At the very, very least, this is intimidation designed to prevent me from asking effective questions on matters of concern to my constituents. At worst it is a threat against me as a member of parliament.

There is no place in this House for intimidation or threats. To be intimidated and threatened makes it very difficult to remain focused on the issues. I am sure that was the purpose of the implied threat.

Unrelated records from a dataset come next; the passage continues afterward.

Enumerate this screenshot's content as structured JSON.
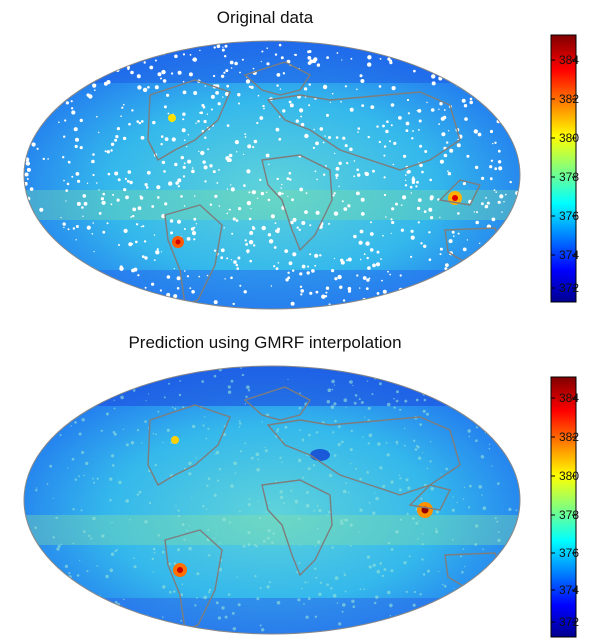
{
  "panels": [
    {
      "title": "Original data",
      "colorbar": {
        "ticks": [
          "384",
          "382",
          "380",
          "378",
          "376",
          "374",
          "372"
        ]
      }
    },
    {
      "title": "Prediction using GMRF interpolation",
      "colorbar": {
        "ticks": [
          "384",
          "382",
          "380",
          "378",
          "376",
          "374",
          "372"
        ]
      }
    }
  ],
  "colors": {
    "ocean_fill": "#3fc3e6",
    "coastline": "#808080",
    "colormap": "jet"
  }
}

Mr. Speaker, if you find that I have a prima facie case of privilege, I am prepared to move the following motion, “that the matter of possible threats uttered by the member for Kenora—Rainy River should”—

Privilege
Oral Question Period

3 p.m.

The Speaker

Order, please. I take this as a serious circumstance, I want the hon. member to know. I am not going to make a ruling on it today. I believe you named the member for Kenora—Rainy River, is that correct? I would rather wait until the member was here in the House. You have raised it at the earliest possible moment. I would like to hear what the hon. member for Kenora—Rainy River says, so I will hold this in abeyance until the hon. member comes back to the House.

Points Of Order
Oral Question Period

3:05 p.m.

Reform

Myron Thompson Wild Rose, AB

Mr. Speaker, I rise on a point of order regarding the adjournment proceedings and notice of question. It says that notice must be given no later than one hour following question period which is fine.

There is one thing which disturbs me and I am not sure how we should go about changing it or if we want to change it. Today for the second time I have received notice that I will have the opportunity to bring an issue forward at the late show, as we call it, on March 3 which is approximately six months after it was sent in.

This is the second time this has happened. I find that delay of time a real hindrance to achieving what we are trying to achieve. It is totally unacceptable. That is enough said but I would like that corrected, if possible.

Points Of Order
Oral Question Period

3:05 p.m.

The Speaker

I thank the hon. member for his intervention. I will get more information for him. I think it had to do with the list they have. We will look into it and will get back to the member with an answer.